![](https://koran-jakarta.com/img/site-logo-white.png)
Hilangkan Praktik Penyuapan dari Akar, Bukan Sekadar Penuhi Aksesi ke OECD
Organisation for Economic Co-operation and Development (OECD)
Foto: istimewaJAKARTA - Komitmen Pemerintah Indonesia memerangi praktik penyuapan (bribery) harus dilakukan secara masif dan luas dalam setiap praktik kehidupan bernegara. Hal itu penting dilakukan bukan hanya agar mendapat aksesi ke Organisation for Economic Co-operation and Development (OECD), tetapi sebagai prasayarat fundamental untuk menjadi negara maju.
Demikian tanggapan Direktur eLaw Institute, Eko Prastowo menanggapi pernyataan Menko Perekonomian, Airlangga Hartarto yang menegaskan bahwa Indonesia berkomitmen melawan praktik penyuapan dalam rangka mendukung proses aksesi OECD.
Eko mengatakan, penyuapan adalah salah satu faktor utama yang menghambat kemajuan sebuah negara karena merusak sistem hukum, memperlemah kepercayaan publik, dan menghambat investasi.
“Kita tidak boleh melihat perang melawan penyuapan hanya sebagai syarat untuk diterima di OECD. Ini adalah bagian dari komitmen nasional untuk memastikan tata kelola yang baik dan masa depan yang lebih transparan serta akuntabel,” kata Eko saat dihubungi di Yogyakarta, Senin (10/2).
Negara-negara maju jelasnya sudah sekian lama menempatkan pemberantasan korupsi dan penyuapan sebagai prioritas nasional, bukan sekadar pemenuhan persyaratan internasional.
“Jika kita benar-benar ingin menjadi negara maju, kita harus menghilangkan praktik penyuapan dari akar, tanpa menunggu insentif atau tekanan dari lembaga internasional. Ini harus menjadi kesadaran nasional,” katanya.
Oleh sebab itu, perang melawan penyuapan tidak bisa hanya bersandar pada regulasi, tetapi juga harus diiringi dengan penegakan hukum yang tegas dan independen.

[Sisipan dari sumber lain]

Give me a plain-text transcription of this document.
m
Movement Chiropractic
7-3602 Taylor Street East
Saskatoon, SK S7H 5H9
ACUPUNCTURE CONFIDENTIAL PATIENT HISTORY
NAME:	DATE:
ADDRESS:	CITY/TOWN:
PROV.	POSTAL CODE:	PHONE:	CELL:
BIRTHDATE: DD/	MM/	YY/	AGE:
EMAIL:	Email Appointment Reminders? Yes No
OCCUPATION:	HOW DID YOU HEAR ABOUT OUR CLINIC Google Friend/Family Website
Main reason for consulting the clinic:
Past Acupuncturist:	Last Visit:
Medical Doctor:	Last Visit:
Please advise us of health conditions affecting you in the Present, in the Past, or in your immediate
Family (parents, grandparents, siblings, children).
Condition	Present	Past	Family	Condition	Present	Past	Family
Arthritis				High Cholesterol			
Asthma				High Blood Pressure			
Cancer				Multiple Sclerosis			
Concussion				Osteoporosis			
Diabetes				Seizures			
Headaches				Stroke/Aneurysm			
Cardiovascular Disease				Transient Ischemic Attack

“Kita sudah punya berbagai regulasi antikorupsi, termasuk UU Tipikor, namun implementasi dan penegakan hukumnya harus lebih diperkuat,” tambahnya.
Dengan atau tanpa OECD, kata Eko, Indonesia harus menjadikan integritas dan transparansi sebagai pilar utama dalam tata kelola pemerintahan dan dunia usaha.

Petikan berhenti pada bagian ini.